Tiered Storage for Appendable Workloads

While tinkering with a few things at work I stumbled on a combination of tools and ideas that make for a pretty decent tiered backup strategy for appendable workloads using a combination of hot, warm, and cold storage.

Assumptions and Setup

First I’ll explain the basic setup and then add a wrinkle into the mix with deletions because understanding the overall setup and approach makes the reconciliation process for deletions an obvious extension.

I’m going to assume there is some appendable data store and it has all the necessary indices for doing efficient range scans. We will leverage that for the backup and restore process by checkpointing a high watermark and avoiding having to scan up to the checkpoint. This lets us efficiently get slices of data from the store. More specifically this lets us efficiently grab the latest slice of data and store it nearby in warm storage for fast recovery. I’m going to denote the slices by S-0, S-1, …, S-N and the latest slice is going to be the one with largest index.

So our data store consists of S-0 + S-1 + ... + S-N and we assume there is a copy of all the slices somewhere in cold storage. The way we managed to do that is at each point in time we took the latest slice and put it in warm storage and then aged it out to cold storage, i.e. S-0 -> W: S-0 -> C: S-0. By repeating this process we incrementally got all the way to S-N being in warm storage. When we add another slice we will age out S-N to cold storage as well.

The reason for the cold and warm storage process is that we want to have fast recovery for the latest slice because the assumption is that the latest data is most relevant and we can tolerate lag in recovering the other slices from cold storage. Hopefully most of this is pretty obvious but now lets add a wrinkle into the mix by worrying about deletions.

Slight Wrinkle: Deletions

The wrinkle is that once we have archived a slice we don’t have indexed access to it and will need to restore it to warm storage to operate on it. This means if we archive a slice and then delete from that slice then our tiered storage is now technically inconsistent because when we restore that slice form backup we’ll have reverted the deletion. We want to avoid this inconsistency and there is a simple way to do it. We keep an index of deletions that also has fast range queries. When loading the data we use that index to skip any items in the slice that have been deleted. In theory we could even use an another offline process to synchronize the deletes in batches across the archived slices but this is more of business requirement and is not technically necessary for the backup and restore process.

Implementation Sketch: MySQL, Postgres, etc.

Assuming you have this kind of workload profile there is a simple way to retrofit this tiered storage and backup mechanism on top of it with a combination of range dumping and database triggers for deletions.

The range dumping is hopefully obvious. Assuming you are at position N there is some background process that periodically polls if things have changed and dumps the data from N up to N + k and then updates its watermark to be N + k. It’s also possible to dump every item and then do the range aggregation from N + 1 to N + k with another offline process but that’s an implementation detail and doesn’t materially affect the overall design. So this takes care of the warm storage component and once a slice is aged out it is moved to cold storage in the obvious way.
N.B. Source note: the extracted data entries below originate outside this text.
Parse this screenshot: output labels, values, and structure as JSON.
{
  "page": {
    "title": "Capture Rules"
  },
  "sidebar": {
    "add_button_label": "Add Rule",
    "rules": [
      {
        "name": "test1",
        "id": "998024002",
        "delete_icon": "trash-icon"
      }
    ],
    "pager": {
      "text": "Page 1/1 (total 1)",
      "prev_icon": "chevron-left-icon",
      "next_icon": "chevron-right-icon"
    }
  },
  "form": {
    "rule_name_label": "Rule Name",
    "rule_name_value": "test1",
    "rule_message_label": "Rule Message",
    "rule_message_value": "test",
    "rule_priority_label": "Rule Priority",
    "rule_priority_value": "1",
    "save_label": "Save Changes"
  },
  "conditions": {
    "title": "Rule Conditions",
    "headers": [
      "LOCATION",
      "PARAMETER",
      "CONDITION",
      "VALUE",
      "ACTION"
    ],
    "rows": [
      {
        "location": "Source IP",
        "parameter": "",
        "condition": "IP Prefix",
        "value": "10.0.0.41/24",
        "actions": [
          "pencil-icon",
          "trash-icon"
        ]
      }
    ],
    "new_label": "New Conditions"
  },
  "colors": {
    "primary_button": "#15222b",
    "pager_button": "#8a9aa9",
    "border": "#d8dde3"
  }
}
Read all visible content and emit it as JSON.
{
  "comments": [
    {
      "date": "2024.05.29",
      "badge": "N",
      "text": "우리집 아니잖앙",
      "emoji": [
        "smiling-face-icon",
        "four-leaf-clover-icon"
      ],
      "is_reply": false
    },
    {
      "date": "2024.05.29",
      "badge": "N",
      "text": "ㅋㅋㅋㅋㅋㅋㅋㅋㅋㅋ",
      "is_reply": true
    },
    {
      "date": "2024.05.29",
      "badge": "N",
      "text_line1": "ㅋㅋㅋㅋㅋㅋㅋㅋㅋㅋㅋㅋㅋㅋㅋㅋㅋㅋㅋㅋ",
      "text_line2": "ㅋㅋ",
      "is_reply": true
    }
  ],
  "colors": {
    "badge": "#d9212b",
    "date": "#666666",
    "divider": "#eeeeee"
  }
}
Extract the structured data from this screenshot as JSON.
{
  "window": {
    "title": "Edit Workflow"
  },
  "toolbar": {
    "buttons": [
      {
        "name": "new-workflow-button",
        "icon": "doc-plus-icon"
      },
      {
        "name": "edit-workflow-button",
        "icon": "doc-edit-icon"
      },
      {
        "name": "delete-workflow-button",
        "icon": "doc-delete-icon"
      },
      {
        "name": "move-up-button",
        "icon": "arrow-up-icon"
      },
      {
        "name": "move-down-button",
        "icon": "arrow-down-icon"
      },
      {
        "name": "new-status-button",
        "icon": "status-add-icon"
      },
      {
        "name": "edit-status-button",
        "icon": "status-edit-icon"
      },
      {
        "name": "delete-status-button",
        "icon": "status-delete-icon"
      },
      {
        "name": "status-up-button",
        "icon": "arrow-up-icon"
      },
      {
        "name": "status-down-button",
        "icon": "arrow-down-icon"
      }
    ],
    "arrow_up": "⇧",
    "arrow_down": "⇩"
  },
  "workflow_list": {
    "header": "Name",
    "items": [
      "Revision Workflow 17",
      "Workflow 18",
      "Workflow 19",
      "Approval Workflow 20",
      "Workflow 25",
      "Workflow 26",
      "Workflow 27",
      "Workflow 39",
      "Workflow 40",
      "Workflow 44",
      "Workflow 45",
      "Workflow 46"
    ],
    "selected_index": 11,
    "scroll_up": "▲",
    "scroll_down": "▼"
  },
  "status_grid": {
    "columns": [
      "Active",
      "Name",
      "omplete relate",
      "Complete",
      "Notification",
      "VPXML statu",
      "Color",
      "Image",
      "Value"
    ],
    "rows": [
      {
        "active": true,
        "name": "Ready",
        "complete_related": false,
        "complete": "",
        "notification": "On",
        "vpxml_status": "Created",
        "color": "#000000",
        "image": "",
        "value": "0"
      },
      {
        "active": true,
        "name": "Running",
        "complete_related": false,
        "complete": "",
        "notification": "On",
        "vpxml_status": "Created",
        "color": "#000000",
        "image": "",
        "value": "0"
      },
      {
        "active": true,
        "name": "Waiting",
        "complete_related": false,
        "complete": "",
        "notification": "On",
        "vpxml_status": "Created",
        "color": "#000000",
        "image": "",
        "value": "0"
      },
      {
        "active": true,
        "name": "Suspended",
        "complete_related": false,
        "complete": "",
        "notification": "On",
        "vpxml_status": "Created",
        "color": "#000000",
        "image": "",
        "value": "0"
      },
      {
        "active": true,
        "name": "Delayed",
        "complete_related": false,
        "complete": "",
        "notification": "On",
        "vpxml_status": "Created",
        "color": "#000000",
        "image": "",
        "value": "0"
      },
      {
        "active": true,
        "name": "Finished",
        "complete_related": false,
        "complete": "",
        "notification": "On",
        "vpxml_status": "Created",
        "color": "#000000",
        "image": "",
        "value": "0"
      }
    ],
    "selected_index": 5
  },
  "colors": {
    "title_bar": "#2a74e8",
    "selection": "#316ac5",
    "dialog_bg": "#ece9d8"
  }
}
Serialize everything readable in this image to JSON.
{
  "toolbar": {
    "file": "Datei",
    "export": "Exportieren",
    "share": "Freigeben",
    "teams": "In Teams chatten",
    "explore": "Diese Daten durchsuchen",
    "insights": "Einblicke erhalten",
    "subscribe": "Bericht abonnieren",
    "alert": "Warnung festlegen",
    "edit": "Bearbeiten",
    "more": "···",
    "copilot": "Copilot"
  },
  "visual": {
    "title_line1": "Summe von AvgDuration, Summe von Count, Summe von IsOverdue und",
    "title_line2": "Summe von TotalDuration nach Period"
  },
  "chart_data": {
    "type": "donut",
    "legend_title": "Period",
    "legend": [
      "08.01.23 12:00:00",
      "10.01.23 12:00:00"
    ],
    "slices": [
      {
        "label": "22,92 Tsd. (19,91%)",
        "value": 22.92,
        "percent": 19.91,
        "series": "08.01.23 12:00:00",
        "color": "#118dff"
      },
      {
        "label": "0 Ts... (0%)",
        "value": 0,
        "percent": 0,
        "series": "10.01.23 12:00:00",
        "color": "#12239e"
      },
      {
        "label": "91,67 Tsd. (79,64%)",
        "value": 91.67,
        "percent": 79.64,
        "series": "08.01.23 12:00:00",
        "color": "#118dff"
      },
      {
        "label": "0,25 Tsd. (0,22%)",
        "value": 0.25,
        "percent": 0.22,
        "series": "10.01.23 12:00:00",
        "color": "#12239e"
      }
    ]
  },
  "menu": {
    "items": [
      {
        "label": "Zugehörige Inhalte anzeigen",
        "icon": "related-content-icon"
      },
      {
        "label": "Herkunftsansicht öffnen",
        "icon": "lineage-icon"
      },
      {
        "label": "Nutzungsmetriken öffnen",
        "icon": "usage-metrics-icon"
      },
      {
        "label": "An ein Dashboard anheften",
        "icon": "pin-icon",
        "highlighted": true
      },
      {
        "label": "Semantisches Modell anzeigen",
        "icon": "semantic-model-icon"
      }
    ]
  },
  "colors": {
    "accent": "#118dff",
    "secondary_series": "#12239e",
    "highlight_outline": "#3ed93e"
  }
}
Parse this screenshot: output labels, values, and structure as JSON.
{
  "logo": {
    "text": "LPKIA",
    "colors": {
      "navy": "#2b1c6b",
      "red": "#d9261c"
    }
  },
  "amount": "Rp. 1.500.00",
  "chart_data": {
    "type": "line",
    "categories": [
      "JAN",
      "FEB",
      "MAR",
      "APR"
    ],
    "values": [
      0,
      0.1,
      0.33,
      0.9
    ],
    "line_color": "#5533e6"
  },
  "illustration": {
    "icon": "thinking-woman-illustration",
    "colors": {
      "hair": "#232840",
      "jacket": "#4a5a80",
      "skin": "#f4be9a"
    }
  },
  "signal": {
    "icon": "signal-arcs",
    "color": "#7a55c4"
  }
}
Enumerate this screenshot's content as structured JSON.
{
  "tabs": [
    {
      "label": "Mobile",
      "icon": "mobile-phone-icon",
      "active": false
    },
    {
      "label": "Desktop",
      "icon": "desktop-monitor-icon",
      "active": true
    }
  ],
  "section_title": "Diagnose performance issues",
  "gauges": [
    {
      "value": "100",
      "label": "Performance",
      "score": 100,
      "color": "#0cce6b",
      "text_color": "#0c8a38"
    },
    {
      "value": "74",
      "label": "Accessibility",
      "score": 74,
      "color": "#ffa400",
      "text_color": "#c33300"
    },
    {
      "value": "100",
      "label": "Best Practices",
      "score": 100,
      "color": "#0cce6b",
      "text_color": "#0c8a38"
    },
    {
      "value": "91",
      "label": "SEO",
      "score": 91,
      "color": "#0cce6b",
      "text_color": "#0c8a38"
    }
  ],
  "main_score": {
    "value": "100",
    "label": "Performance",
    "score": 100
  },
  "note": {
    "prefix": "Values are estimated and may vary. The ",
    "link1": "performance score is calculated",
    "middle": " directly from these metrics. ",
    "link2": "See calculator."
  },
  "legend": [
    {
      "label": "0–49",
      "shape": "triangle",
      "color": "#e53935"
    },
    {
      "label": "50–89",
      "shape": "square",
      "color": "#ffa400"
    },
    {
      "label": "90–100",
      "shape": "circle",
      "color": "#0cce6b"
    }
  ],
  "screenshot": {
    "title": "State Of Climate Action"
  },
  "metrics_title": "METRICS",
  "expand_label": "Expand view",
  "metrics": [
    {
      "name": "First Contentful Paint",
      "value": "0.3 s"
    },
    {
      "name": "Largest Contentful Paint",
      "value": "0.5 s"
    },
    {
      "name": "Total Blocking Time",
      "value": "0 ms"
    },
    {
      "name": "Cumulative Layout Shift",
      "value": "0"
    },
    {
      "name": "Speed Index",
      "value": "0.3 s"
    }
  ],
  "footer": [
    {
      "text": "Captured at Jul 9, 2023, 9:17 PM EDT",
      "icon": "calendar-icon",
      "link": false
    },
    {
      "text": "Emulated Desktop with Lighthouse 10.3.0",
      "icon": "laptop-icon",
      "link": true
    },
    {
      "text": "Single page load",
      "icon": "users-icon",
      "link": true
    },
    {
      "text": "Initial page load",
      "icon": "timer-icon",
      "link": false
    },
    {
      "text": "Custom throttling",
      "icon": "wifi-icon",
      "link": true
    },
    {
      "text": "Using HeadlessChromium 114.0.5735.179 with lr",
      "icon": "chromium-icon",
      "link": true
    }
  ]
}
The deletions are handled with triggers and another process that does the centralized aggregation for indexing. We add a deletion trigger and whenever something is deleted we insert the ID for the deleted item into a deleted table and use the same range dumping idea to grab the deleted IDs and ship them to a central index.

With the above two pieces we have everything necessary to perform a restoration in case there is a catastrophic failure for hot storage. To restore the data we bring up a new database and use warm storage to populate it while querying the central index to make sure we don’t load in any data that has been deleted. Alongside the warm restoration we start pulling in data from cold storage and using the same process for restoring from warm storage to restore the data from cold storage.